A study on the representation and variation of Dutch multiword expressions
The central topic of this dissertation is the phenomenon Multiword Expressions. In this dissertation, Multiword Expressions (MWEs) are defined as combinations of words that have linguistic properties not predictable from the individual components or the normal way they are combined. MWEs are studied from multiple perspectives.
The first part of this study describes the design, implementation and population of DuELME, a Dutch Electronic Lexicon of Multiword Expressions. DuELME has been created out of a need for a large number of lexical descriptions of Dutch MWEs organized in such a way that they can be used in a wide variety of different grammatical frameworks, approaches to MWEs and their implementations. The result is a resource that contains lexical descriptions of over 5,000 MWEs, and that can be integrated into Dutch NLP systems with a minimal amount of manual effort.
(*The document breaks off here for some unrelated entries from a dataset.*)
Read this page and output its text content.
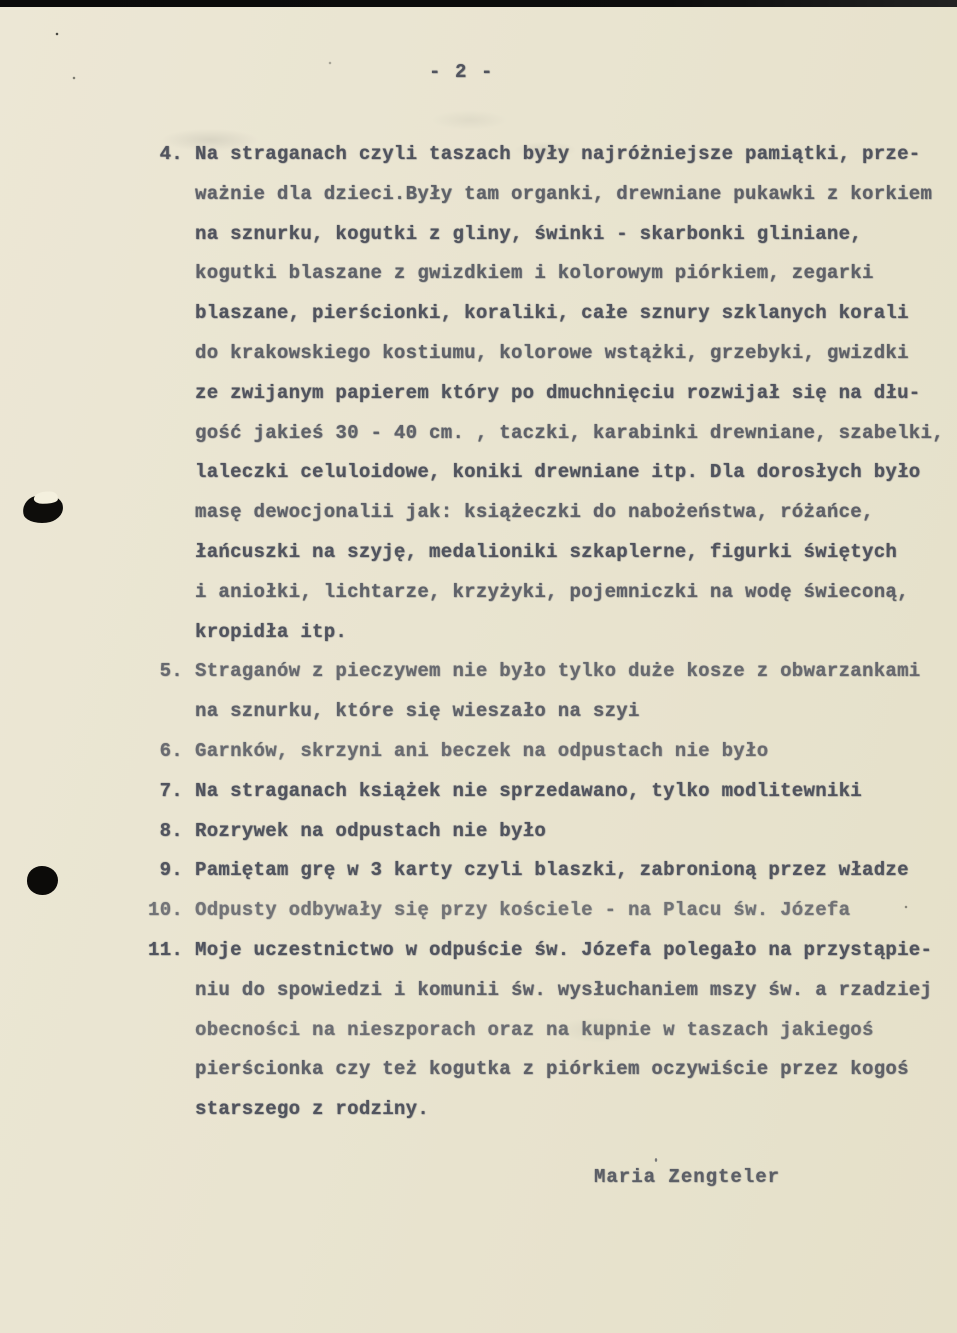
- 2 -
4. Na straganach czyli taszach były najróżniejsze pamiątki, prze-
ważnie dla dzieci.Były tam organki, drewniane pukawki z korkiem
na sznurku, kogutki z gliny, świnki - skarbonki gliniane,
kogutki blaszane z gwizdkiem i kolorowym piórkiem, zegarki
blaszane, pierścionki, koraliki, całe sznury szklanych korali
do krakowskiego kostiumu, kolorowe wstążki, grzebyki, gwizdki
ze zwijanym papierem który po dmuchnięciu rozwijał się na dłu-
gość jakieś 30 - 40 cm. , taczki, karabinki drewniane, szabelki,
laleczki celuloidowe, koniki drewniane itp. Dla dorosłych było
masę dewocjonalii jak: książeczki do nabożeństwa, różańce,
łańcuszki na szyję, medalioniki szkaplerne, figurki świętych
i aniołki, lichtarze, krzyżyki, pojemniczki na wodę świeconą,
kropidła itp.
5. Straganów z pieczywem nie było tylko duże kosze z obwarzankami
na sznurku, które się wieszało na szyi
6. Garnków, skrzyni ani beczek na odpustach nie było
7. Na straganach książek nie sprzedawano, tylko modlitewniki
8. Rozrywek na odpustach nie było
9. Pamiętam grę w 3 karty czyli blaszki, zabronioną przez władze
10. Odpusty odbywały się przy kościele - na Placu św. Józefa
11. Moje uczestnictwo w odpuście św. Józefa polegało na przystąpie-
niu do spowiedzi i komunii św. wysłuchaniem mszy św. a rzadziej
obecności na nieszporach oraz na kupnie w taszach jakiegoś
pierścionka czy też kogutka z piórkiem oczywiście przez kogoś
starszego z rodziny.
Maria Zengteler
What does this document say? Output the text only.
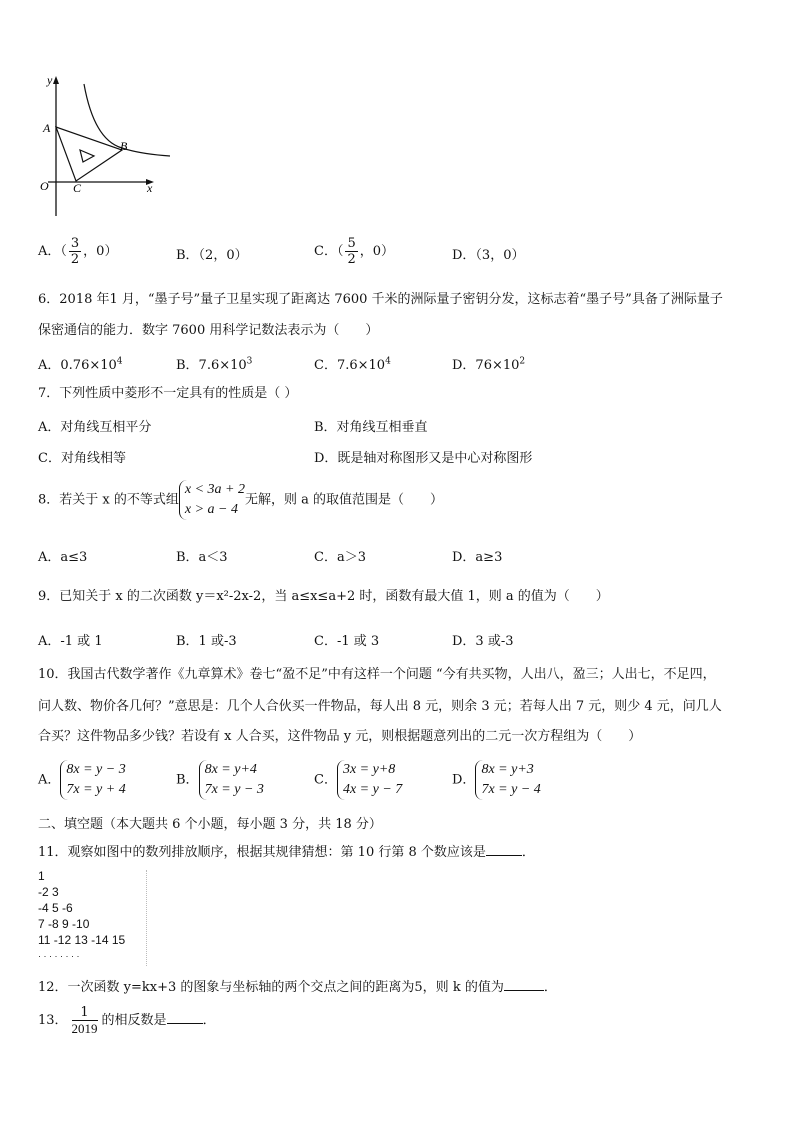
y
x
O
A
B
C
A．（ $\frac{3}{2}$ ，0）	B．（2，0）	C．（ $\frac{5}{2}$ ，0）	D．（3，0）
6．2018 年1 月，“墨子号”量子卫星实现了距离达 7600 千米的洲际量子密钥分发，这标志着“墨子号”具备了洲际量子
保密通信的能力．数字 7600 用科学记数法表示为（　　）
A．$0.76\times 10^4$	B．$7.6\times 10^3$	C．$7.6\times 10^4$	D．$76\times 10^2$
7．下列性质中菱形不一定具有的性质是（ ）
A．对角线互相平分	B．对角线互相垂直
C．对角线相等	D．既是轴对称图形又是中心对称图形
8．若关于 x 的不等式组
x < 3a + 2
x > a − 4
无解，则 a 的取值范围是（　　）
A．a≤3	B．a＜3	C．a＞3	D．a≥3
9．已知关于 x 的二次函数 y＝x²-2x-2，当 a≤x≤a+2 时，函数有最大值 1，则 a 的值为（　　）
A．-1 或 1	B．1 或-3	C．-1 或 3	D．3 或-3
10．我国古代数学著作《九章算术》卷七“盈不足”中有这样一个问题 “今有共买物，人出八，盈三；人出七，不足四，
问人数、物价各几何？”意思是：几个人合伙买一件物品，每人出 8 元，则余 3 元；若每人出 7 元，则少 4 元，问几人
合买？这件物品多少钱？若设有 x 人合买，这件物品 y 元，则根据题意列出的二元一次方程组为（　　）
A．
8x = y − 3
7x = y + 4
B．
8x = y+4
7x = y − 3
C．
3x = y+8
4x = y − 7
D．
8x = y+3
7x = y − 4
二、填空题（本大题共 6 个小题，每小题 3 分，共 18 分）
11．观察如图中的数列排放顺序，根据其规律猜想：第 10 行第 8 个数应该是	．
1
-2 3
-4 5 -6
7 -8 9 -10
11 -12 13 -14 15
· · · · · · · ·
12．一次函数 y=kx+3 的图象与坐标轴的两个交点之间的距离为5，则 k 的值为	．
13． $\frac{1}{2019}$ 的相反数是	．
A corpus-based study of the variation potential of MWEs has been carried out in the second part of this dissertation. Central in this part is the Idiom Variation Potential Hypothesis, which postulates that the presence of certain properties of the idiom parts are responsible for their in principle unlimited variation potential. The hypothesis has been tested for 25 idioms taken from DuELME using both corpus data and panel judgements as empirical material.
Untangling Multiword Expressions is of interest to those working in the domain of linguistics, corpus linguistics, and to those who are concerned with the creation of linguistic resources.